From the clean master, we'll produce the versions required to meet local station requirements - routinely translating and recording country-specific voiceovers, changing titles and re-editing films to make allowance for cultural sensitivities. We'll also manage nationalisation issues and legal clearances. Our TV workflows are all digital - our clients enjoy the benefits of sophisticated asset management systems and, through the creation of TV brand centres, ensure that all film assets are centrally archived, accessible and can be deployed (and repurposed) efficiently.


Clients: have a right to decouple if their agency production department is not delivering value.

We make it a priority to prove to our clients that agency production consistently delivers value and that the producer's role is integral to executing and delivering great, effective ideas.

To do this, we allow producers to be client-facing, so the contribution and value the producer brings to the process is understood and appreciated.

An experienced producer can make the difference between simply getting a job done and producing really great work.

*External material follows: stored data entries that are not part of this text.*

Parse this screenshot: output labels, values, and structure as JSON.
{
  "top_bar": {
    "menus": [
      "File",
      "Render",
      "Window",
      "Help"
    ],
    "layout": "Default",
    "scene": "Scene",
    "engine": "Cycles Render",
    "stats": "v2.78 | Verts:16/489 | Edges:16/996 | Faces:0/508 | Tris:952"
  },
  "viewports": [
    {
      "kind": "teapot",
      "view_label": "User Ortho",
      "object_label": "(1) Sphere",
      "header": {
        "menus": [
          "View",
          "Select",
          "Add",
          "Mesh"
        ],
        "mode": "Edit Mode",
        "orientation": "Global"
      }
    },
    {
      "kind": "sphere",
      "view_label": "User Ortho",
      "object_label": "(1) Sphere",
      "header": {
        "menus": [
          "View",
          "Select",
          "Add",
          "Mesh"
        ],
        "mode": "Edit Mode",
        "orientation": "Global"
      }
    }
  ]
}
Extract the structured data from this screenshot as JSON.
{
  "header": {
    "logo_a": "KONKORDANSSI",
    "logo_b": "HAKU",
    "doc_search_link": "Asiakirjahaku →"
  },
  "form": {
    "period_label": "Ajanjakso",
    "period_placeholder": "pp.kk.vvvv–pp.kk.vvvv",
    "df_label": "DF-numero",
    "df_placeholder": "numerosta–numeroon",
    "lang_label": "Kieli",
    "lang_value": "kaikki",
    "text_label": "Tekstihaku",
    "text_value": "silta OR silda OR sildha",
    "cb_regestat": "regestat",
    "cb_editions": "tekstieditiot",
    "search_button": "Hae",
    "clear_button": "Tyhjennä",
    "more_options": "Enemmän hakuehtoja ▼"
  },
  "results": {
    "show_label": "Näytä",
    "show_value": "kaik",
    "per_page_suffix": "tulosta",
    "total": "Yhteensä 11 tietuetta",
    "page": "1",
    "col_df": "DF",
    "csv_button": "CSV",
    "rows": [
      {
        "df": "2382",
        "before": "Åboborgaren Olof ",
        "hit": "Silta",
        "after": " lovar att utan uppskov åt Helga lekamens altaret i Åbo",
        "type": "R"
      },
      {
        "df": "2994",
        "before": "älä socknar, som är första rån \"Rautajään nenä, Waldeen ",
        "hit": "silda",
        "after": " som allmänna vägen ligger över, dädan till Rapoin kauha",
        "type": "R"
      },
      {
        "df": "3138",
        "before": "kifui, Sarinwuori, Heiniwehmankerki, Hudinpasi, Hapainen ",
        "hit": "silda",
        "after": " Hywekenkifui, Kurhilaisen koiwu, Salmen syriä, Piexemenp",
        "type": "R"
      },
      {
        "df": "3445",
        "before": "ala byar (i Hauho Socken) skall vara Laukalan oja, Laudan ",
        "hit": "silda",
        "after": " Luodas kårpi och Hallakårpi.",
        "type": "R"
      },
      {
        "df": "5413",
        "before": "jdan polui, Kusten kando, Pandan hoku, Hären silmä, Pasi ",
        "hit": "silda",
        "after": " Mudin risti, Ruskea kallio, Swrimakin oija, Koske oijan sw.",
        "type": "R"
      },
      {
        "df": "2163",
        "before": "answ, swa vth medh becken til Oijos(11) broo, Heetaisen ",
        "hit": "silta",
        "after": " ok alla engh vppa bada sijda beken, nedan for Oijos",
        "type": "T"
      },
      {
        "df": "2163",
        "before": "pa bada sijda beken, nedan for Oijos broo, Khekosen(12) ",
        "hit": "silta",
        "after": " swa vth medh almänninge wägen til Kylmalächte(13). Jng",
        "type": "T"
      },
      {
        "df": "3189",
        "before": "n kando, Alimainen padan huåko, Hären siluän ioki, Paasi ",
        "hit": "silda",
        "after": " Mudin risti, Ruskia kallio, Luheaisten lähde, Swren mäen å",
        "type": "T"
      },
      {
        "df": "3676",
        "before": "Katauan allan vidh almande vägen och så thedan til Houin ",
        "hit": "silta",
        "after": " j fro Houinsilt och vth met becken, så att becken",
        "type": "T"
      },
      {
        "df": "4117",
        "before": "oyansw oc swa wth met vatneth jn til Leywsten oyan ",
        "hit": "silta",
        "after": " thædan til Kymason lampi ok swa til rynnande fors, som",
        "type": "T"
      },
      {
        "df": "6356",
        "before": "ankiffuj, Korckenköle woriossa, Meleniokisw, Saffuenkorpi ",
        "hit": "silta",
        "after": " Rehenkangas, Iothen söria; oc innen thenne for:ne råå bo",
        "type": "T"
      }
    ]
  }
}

That's why we describe our producers as the third member of the creative team.

Not only do producers advise on the best, most efficient production approaches but they also lead the searches for directors, music, post-production techniques, talent, cost-centres, technology, sound and editing while also deciding on the best partners to work with, across the board.

In our experience, clients are constantly seeking value and transparency rather than the decoupling option as they appreciate that the idea and execution go hand-in-hand.


- Work out your approach to decoupling, and then price and structure production services accordingly.

- Train your staff in negotiation and handling skills to manage the process, and ensure effective tracking systems are in place to provide cost-comparisons.

- When talking to clients, highlight the value of existing agency and supplier relationships.

- Ensure prices of in-house production facilities are competitive with third-party suppliers.

- Make sure there is visibility around the process, and that your offering provides a clear and compelling alternative to outsourced options.

- Articulate the benefits to clients of keeping work with the originating agency: robust approval processes, creative integrity and more efficient processes.

- If decoupling occurs, identify what the arrangement would look like, where the agency's responsibilities would start and stop, and the financial implications.

- In pitches, articulate your stance on decoupling as early as possible. Make it a subject in credentials and be proactive in raising it at the scoping stage of a brief.